اَللَّهُمَّ اجْعَلْ صَلَوَاتِكَ وَرَحْمَتَكَ وَبَرَكَاتِكَ عَلَى مُحَمَّدٍ وَآلِ مُحَمَّدٍ كَمَاجَعَلْتَهَا عَلَى آلِ إِبْرَاهِيْمَ،

إِنَّكَ حَمِيْدٌ مَجِيْدٌ

Ya Allah, curahkan shalawat-Mu, rahmat-Mu, dan keberkahan-Mu kepada Muhammad dan keluarga Muhammad sebagaimana Kau curahkan kepada keluarga Ibrahim, sesungguhnya Engkau Maha Terpuji dan Maha Mulia. (Majma`uz zawaid, 10: 163)

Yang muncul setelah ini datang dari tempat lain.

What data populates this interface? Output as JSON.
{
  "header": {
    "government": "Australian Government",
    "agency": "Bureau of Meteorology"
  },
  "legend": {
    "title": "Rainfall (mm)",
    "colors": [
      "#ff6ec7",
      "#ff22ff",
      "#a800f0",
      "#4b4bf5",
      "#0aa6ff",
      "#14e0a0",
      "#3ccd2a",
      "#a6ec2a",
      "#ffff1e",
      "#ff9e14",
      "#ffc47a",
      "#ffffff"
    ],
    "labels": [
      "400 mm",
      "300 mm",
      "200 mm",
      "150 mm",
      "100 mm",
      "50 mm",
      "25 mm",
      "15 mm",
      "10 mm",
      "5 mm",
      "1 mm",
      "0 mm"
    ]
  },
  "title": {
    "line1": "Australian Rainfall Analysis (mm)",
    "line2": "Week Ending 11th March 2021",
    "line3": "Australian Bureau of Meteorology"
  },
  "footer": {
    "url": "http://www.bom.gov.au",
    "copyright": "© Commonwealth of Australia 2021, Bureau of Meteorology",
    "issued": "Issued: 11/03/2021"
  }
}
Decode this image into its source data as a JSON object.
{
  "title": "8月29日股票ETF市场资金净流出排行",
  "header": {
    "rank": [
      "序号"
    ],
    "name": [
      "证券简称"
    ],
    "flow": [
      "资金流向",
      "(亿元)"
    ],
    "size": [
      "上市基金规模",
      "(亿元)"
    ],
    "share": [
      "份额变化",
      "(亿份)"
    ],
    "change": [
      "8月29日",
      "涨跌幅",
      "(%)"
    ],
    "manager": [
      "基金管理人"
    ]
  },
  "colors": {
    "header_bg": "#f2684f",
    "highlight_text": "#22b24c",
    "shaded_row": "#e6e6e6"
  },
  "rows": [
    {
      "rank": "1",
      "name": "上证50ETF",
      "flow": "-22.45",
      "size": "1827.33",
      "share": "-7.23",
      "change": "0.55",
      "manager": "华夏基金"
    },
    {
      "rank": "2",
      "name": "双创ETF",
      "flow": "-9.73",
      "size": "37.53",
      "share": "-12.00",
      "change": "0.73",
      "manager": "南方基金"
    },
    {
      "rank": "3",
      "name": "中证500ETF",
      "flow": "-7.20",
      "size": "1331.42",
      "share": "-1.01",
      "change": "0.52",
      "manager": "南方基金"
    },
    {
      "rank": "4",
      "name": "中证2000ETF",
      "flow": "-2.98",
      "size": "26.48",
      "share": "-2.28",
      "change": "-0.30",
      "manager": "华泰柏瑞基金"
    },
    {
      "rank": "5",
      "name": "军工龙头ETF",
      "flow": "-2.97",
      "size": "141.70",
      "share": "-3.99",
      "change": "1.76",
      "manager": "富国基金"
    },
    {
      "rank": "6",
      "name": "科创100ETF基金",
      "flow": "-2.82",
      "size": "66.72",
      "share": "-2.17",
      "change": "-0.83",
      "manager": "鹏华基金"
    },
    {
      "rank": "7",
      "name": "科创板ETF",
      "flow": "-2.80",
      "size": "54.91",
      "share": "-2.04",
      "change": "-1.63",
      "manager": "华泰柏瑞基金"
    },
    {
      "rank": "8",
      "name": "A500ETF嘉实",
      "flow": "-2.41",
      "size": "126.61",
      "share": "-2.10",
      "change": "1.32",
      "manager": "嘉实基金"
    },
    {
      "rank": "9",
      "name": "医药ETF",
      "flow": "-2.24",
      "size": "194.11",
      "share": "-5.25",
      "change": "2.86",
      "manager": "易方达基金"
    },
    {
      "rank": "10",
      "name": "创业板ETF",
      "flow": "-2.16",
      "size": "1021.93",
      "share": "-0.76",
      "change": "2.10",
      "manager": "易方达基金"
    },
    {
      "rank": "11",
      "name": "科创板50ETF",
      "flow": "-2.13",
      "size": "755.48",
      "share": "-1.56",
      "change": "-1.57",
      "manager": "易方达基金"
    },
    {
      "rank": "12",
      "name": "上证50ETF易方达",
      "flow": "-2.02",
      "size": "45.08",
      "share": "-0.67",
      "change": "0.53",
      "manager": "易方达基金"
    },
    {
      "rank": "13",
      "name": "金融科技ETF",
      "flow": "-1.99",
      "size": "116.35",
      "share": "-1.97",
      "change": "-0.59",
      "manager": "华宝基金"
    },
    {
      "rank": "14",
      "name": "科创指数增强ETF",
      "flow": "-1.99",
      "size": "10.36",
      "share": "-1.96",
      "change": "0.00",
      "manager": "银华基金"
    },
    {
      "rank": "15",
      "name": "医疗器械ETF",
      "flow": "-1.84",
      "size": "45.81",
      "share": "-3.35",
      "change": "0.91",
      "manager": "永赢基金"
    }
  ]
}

Hariz ia berkata, aku pernah bertanya kepada Imam Ja’far Ash-Shadiq (sa): Bagaimana cara bershalawat kepada Nabi saw? Beliau menjawab bahwa Nabi saw bersabda:

اَللَّهُمَّ صَلِّ عَلَى مُحَمَّدٍ وَأَهْلِ بَيْتِهِ الَّذِيْنَ أَذْهَبَ اللهُ عَنْهُمُ الرِّجْسَ وَطَهَّرَهُمْ تَطْهِيْراً،

اَللَّهُمَّ صَلِّ عَلَى مُحَمَّدٍ وَأَهْلِ بَيْتِهِ الَّذِيْنَ أَلْهَمْتَهُمْ عِلْمَكَ، وَاسْتَحْفَظْتَهُمْ كِتَابَكَ،

وَاسْتَرْعَيْتَهُمْ عِبَادَكَ، اَللَّهُمَّ صَلِّ عَلَى مُحَمَّدٍ وَأَهْلِ بَيْتِهِ الَّذِيْنَ أَمَرْتَ بِطَاعَتِهِمْ وَأَوْجَبْتَ

حُبَّهُمْ وَمَوَدَّتَهُمْ، اَللَّهُمَّ صَلِّ عَلَى مُحَمَّدٍ وَأَهْلِ بَيْتِهِ الَّذِيْنَ جَعَلْتَهُمْ وُلاَةَ أَمْرِكَ بَعْدَ

نَبِيِّكَ صَلَّى اللهُ عَلَيْهِ وَعَلَى أَهْلِ بَيْتِهِ

Ya Allah, sampaikan shalawat kepada Muhammad dan Ahlul baitnya yang telah Allah hilangkan dari mereka dosa dan mensucikan mereka sesuci-sucinya. Ya Allah, sampaikan shalawat kepada Muhammad dan Ahlul baitnya yang Kau ilhamkan kepada mereka ilmu-Mu, Kau suruh mereka menjaga kitab-Mu, dan menjaga hamba-hamba-Mu. Ya Allah, sampaikan shalawat kepada Muhammad dan Ahlul baitnya yang Kau perintahkan kami mentaati mereka, dan Kau wajibkan pada kami mencintai dan menyayangi mereka. Ya Allah, sampaikan shalawat kepada Muhammad dan Ahlul baitnya yang Kau jadikan mereka pemimpin pemerintahan-Mu sesudah Nabi-Mu (semoga Allah senantiasa mencurahkan shalawat-Nya kepadanya dan Ahlul baitnya). (Biharul Anwar, 94: 67, hadis ke 55)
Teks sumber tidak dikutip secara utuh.